In my Dockerfile I am trying to install multiple services and want to have them all start up automatically when I launch the container.
One among the services is mysql and when I launch the container I don't see the mysql service starting up. When I try to start manually, I get the error:
Failed to get D-Bus connection: Operation not permitted
Dockerfile:
FROM centos:7
RUN yum -y install mariadb mariadb-server
COPY start.sh start.sh
CMD ["/bin/bash", "start.sh"]
My start.sh file:
service mariadb start
Docker build:
docker build --tag="pbellamk/mariadb" .
Docker run:
docker run -it -d --privileged=true pbellamk/mariadb bash
I have checked the centos:systemd
image and that doesn't help too. How do I launch the container with the services started using systemctl/service commands.
Build the container image: docker build . -t sysd. Start a container: docker run --tmpfs /tmp --tmpfs /run -v /sys/fs/cgroup:/sys/fs/cgroup:ro -p 9090:80 --name sysd --rm sysd. To get a shell inside the container execute the following command in a second shell: docker exec -it sysd bash.
To access the service from inside the container you need the port that particular host is listening to as no matter where the service is running we need to access it through the host node. If you have a service running on some other port you can access it via 172.17. 42.1:5432.
When you do docker run
with bash
as the command, the init system (e.g. SystemD) doesn’t get started (nor does your start script, since the command you pass overrides the CMD
in the Dockerfile). Try to change the command you use to /sbin/init
, start the container in daemon mode with -d
, and then look around in a shell using docker exec -it <container id> sh
.
Docker is designed around the idea of a single service/process per container. Although it definitely supports running multiple processes in a container and in no way stops you from doing that, you will run into areas eventually where multiple services in a container doesn't quite map to what Docker or external tools expect. Things like moving to scaling of services, or using Docker swarm across hosts only support the concept of one service per container.

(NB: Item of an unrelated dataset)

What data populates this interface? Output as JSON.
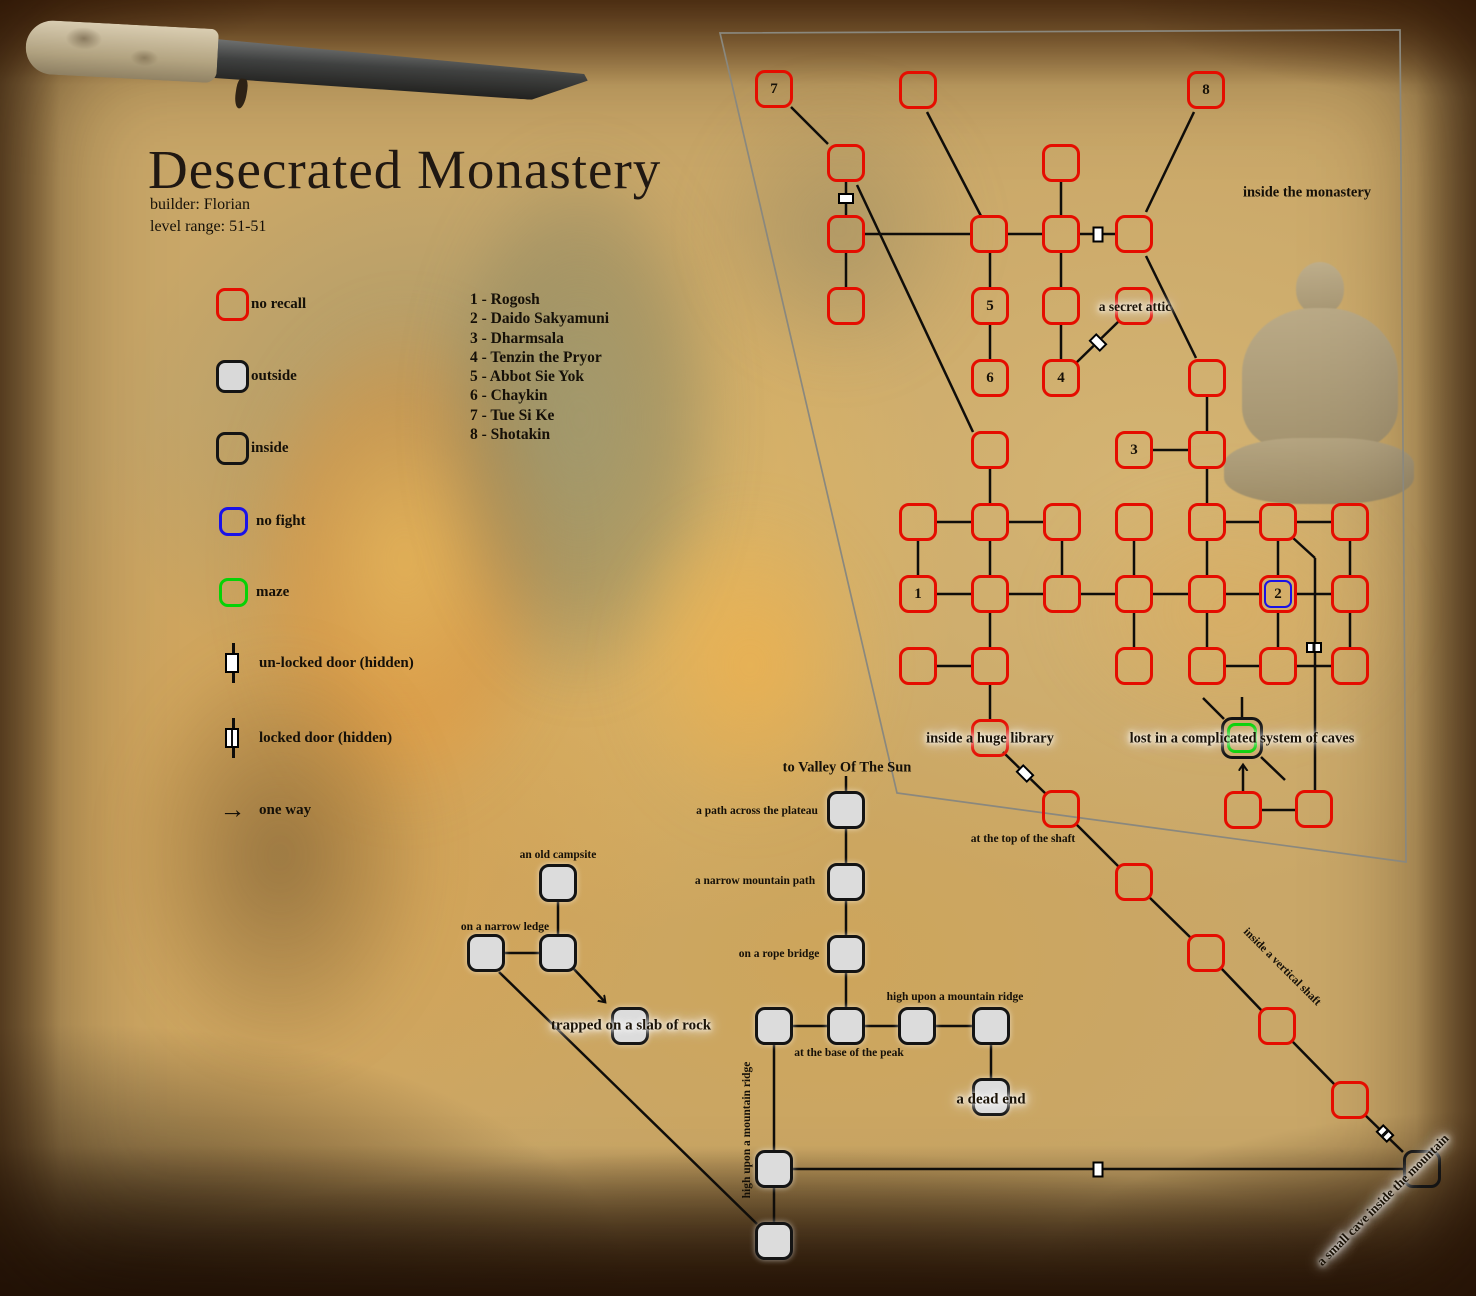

Docker Compose allows you to compose multiple containers into a single definition, which means you can use more of the standard, prebuilt containers (httpd
, mariadb
) rather than building your own. Compose definitions map to Docker Swarm services fairly easily. Also look at Kubernetes and Marathon/Mesos for managing groups of containers as a service.
It's possible to run systemd in a container but it requires --privileged
access to the host and the /sys/fs/cgroup
volume mounted so may not be the best fit for most use cases.
The s6-overlay
project provides a more docker friendly process management system using s6.
It's fairly rare you actually need ssh access into a container, but if that's a hard requirement then you are going to be stuck building your own containers and using a process manager.
You can avoid running a systemd daemon inside a docker container altogether. You can even avoid to write a special start.sh script - that is another benefit when using the docker-systemctl-replacement script.
The docker systemctl.py can parse the normal *.service files to know how to start and stop services. You can register it as the CMD of an image in which case it will look for all the systemctl-enabled services - those will be started and stopped in the correct order.
The current testsuite includes testcases for the LAMP stack including centos, so it should run fine specifically in your setup.
I found this project:
https://github.com/defn/docker-systemd
which can be used to create an image based on the stock ubuntu image but with systemd and multiuser mode.
My use case is the first one mentioned in its Readme. I use it to test the installer script of my application that is installed as a systemd service. The installer creates a systemd service then enables and starts it. I need CI tests for the installer. The test should create the installer, install the application on an ubuntu, and connect to the service from outside.
Without systemd the installer would fail, and it would be much more difficult to write the test with vagrant. So, there are valid use cases for systemd in docker.